Gaudy Night, the penultimate novel in the Sayers collection of mysteries featuring Lord Peter Wimsey, is an astonishing demonstration of the ability of genre-fiction's possibilities. It's a love story, a social-issue novel (about the prejudice against intellectual women), a costume drama (not so much for Sayers, but definitely for its present readers), and a well-plotted mystery story with the unusual appeal of having no murder ever committed.
Sayers carries the whole thing off with the trappings of an old-fashioned liberal erudition that could sink a less lighthearted writer, and her habit of quotation and allusion don't come off as pretensions -- rather, they're invitations to the world of reference which her characters inhabit. Of course, this is a Lord Peter Wimsey novel, built around an obnoxiously masterful aristocrat whose superhuman qualities give him the air of cariacature; the fact that Sayers teases out of this chattering demigod a character one can feel for is a feat worth marveling over.

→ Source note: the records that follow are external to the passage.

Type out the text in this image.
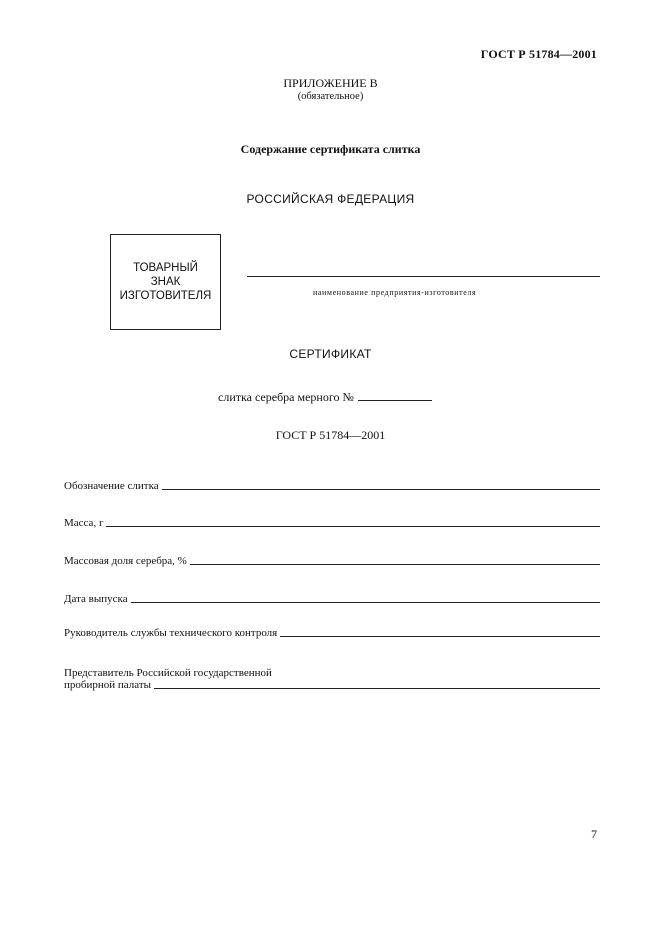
ГОСТ Р 51784—2001
ПРИЛОЖЕНИЕ В
(обязательное)
Содержание сертификата слитка
РОССИЙСКАЯ ФЕДЕРАЦИЯ
ТОВАРНЫЙ
ЗНАК
ИЗГОТОВИТЕЛЯ	наименование предприятия-изготовителя
СЕРТИФИКАТ
слитка серебра мерного №
ГОСТ Р 51784—2001
Обозначение слитка
Масса, г
Массовая доля серебра, %
Дата выпуска
Руководитель службы технического контроля
Представитель Российской государственной
пробирной палаты
7
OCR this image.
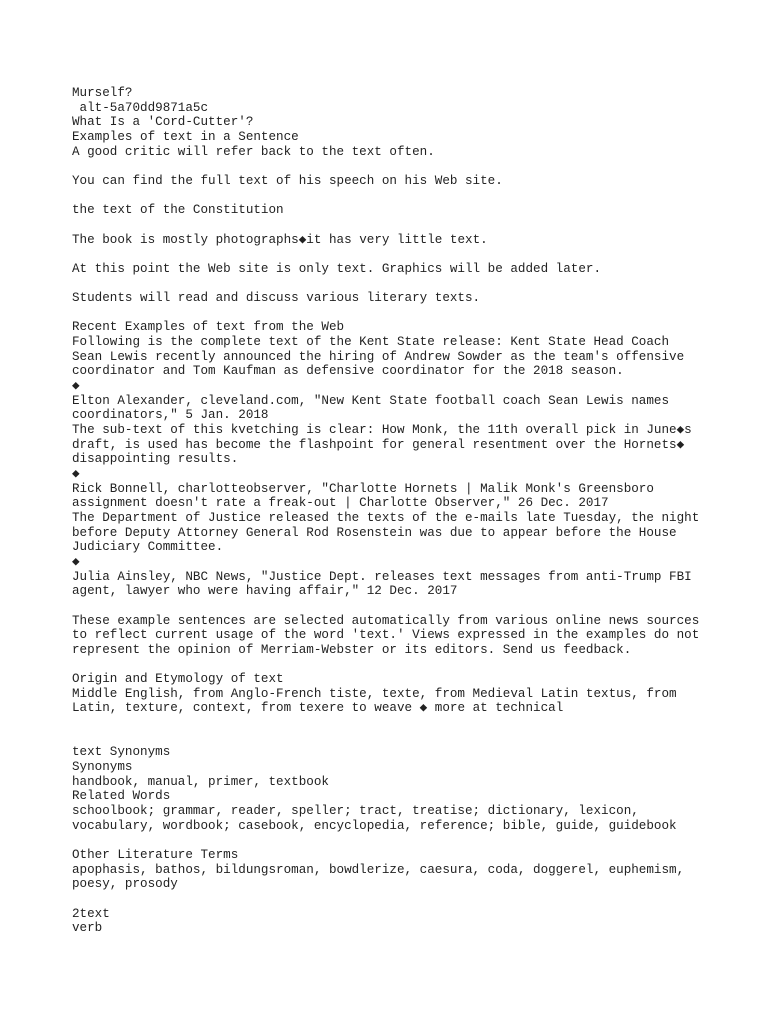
Murself?
alt-5a70dd9871a5c
What Is a 'Cord-Cutter'?
Examples of text in a Sentence
A good critic will refer back to the text often.
You can find the full text of his speech on his Web site.
the text of the Constitution
The book is mostly photographs◆it has very little text.
At this point the Web site is only text. Graphics will be added later.
Students will read and discuss various literary texts.
Recent Examples of text from the Web
Following is the complete text of the Kent State release: Kent State Head Coach
Sean Lewis recently announced the hiring of Andrew Sowder as the team's offensive
coordinator and Tom Kaufman as defensive coordinator for the 2018 season.
◆
Elton Alexander, cleveland.com, "New Kent State football coach Sean Lewis names
coordinators," 5 Jan. 2018
The sub-text of this kvetching is clear: How Monk, the 11th overall pick in June◆s
draft, is used has become the flashpoint for general resentment over the Hornets◆
disappointing results.
◆
Rick Bonnell, charlotteobserver, "Charlotte Hornets | Malik Monk's Greensboro
assignment doesn't rate a freak-out | Charlotte Observer," 26 Dec. 2017
The Department of Justice released the texts of the e-mails late Tuesday, the night
before Deputy Attorney General Rod Rosenstein was due to appear before the House
Judiciary Committee.
◆
Julia Ainsley, NBC News, "Justice Dept. releases text messages from anti-Trump FBI
agent, lawyer who were having affair," 12 Dec. 2017
These example sentences are selected automatically from various online news sources
to reflect current usage of the word 'text.' Views expressed in the examples do not
represent the opinion of Merriam-Webster or its editors. Send us feedback.
Origin and Etymology of text
Middle English, from Anglo-French tiste, texte, from Medieval Latin textus, from
Latin, texture, context, from texere to weave ◆ more at technical
text Synonyms
Synonyms
handbook, manual, primer, textbook
Related Words
schoolbook; grammar, reader, speller; tract, treatise; dictionary, lexicon,
vocabulary, wordbook; casebook, encyclopedia, reference; bible, guide, guidebook
Other Literature Terms
apophasis, bathos, bildungsroman, bowdlerize, caesura, coda, doggerel, euphemism,
poesy, prosody
2text
verb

This is partially accomplished through the occlusion of Wimsey in this book by the main character, Harriet Vane, a figure who appears late in the Wimsey series and is given prominence for the first and only time in this book. A more troubled and human-scale figure, she's the focus of the plot until very late in the book. There's some back story about her and Lord Peter in the less-distinguished Strong Poison, but don't go reading that one first: you'll pick it up as you go along.
We don't have a clever way to wrap this up; no kicker; nothing to tie this old mystery-classic to any current memes. But since we had this soapbox, we just couldn't help but jump up on it and yelp "Gaudy Night! Gaudy Night!"